Almost 20% of all employees are likely to click on phishing email links and, of those, a staggering 67.5% go on to enter their credentials on a phishing website. – Terranova Security
Phishing is probably the most common and insidious online threat today. Here are five ways to spot a phishing email before you get into trouble!
- It requests personal information. A hacker will go to great lengths to ensure that an email looks legit, including logos or phone numbers. However, if the email asks for personal information like an account number or password, it’s a strong giveaway that it’s malicious.
- The web or email address doesn’t “look right.” Phishing emails often come from an address that looks legitimate but is slightly off. For example, you might receive an email from “amazoin.com” as opposed to amazon.com. Malicious links can also be concealed within the body of a suspicious email, right next to legitimate ones. Always roll over them and check before you click!
- It’s written poorly. Often poor use of language can be a tip-off. Read every email carefully and look for spelling and grammatical mistakes. If you received an unexpected email from a colleague riddled with mistakes, it might be a phishing attempt.
- There’s a suspicious attachment. If you receive an unexpected email that contains an attachment, proceed with caution.
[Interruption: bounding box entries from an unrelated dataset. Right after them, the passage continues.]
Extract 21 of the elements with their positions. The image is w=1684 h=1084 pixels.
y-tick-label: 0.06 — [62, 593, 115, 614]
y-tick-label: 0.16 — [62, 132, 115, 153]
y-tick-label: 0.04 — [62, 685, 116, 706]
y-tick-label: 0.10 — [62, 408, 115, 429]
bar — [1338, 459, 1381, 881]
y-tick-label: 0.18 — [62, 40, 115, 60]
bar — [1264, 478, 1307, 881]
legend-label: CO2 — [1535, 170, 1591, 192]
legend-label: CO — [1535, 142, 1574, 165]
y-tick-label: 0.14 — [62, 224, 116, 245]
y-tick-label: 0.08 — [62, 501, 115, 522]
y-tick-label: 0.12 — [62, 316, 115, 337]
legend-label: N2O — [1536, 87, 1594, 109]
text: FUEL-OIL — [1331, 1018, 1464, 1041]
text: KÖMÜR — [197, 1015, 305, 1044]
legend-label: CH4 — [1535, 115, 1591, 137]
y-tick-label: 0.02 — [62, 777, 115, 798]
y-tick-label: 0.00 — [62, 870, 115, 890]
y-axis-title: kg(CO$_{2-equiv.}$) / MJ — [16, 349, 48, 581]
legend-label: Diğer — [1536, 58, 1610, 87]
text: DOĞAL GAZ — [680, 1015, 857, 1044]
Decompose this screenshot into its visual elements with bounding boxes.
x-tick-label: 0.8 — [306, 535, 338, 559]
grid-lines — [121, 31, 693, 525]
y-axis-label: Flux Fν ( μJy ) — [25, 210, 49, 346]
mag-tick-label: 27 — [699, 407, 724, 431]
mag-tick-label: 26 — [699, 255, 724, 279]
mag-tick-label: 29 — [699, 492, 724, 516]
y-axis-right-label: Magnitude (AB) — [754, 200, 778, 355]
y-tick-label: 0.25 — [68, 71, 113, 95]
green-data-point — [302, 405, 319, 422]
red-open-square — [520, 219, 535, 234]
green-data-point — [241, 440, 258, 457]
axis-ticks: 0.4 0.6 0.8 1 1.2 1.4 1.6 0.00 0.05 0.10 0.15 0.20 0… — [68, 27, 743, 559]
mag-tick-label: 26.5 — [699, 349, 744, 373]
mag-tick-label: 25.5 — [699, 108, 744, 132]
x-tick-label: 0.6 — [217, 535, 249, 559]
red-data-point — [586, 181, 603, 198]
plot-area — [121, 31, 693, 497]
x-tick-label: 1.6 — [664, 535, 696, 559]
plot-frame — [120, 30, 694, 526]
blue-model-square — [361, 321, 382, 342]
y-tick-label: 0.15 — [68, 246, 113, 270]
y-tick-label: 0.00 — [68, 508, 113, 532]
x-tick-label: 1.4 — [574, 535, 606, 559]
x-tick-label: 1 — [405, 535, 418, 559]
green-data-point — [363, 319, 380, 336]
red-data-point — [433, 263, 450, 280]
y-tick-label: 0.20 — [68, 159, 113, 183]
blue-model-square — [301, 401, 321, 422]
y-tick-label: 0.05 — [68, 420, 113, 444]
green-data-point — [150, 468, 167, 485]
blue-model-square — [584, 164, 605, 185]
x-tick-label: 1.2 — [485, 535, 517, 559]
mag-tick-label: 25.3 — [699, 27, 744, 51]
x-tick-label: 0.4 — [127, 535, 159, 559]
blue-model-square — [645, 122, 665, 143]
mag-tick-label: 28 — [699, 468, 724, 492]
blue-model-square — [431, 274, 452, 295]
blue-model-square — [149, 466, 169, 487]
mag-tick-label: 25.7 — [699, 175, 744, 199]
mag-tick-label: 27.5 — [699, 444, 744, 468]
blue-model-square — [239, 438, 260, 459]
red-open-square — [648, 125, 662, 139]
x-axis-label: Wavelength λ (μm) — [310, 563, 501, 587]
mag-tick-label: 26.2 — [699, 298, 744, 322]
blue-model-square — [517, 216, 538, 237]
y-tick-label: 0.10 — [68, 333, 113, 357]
Scan it with antivirus software before opening it, and whenever possible, confirm it with the sender.
- An email is designed to induce panic. This is a common tactic. It might claim that your account has been compromised, and you need to click a link and change your password, or that your account will be closed if you don’t act immediately. If it looks suspicious, contact the sender through another way to confirm it!
Remember rule number one, “when in doubt, throw it out!” Links in emails, online ads, and social media posts, can often be the work of cybercriminals trying to steal your information. Even if you recognize the source, if it looks suspicious, confirm it, or delete!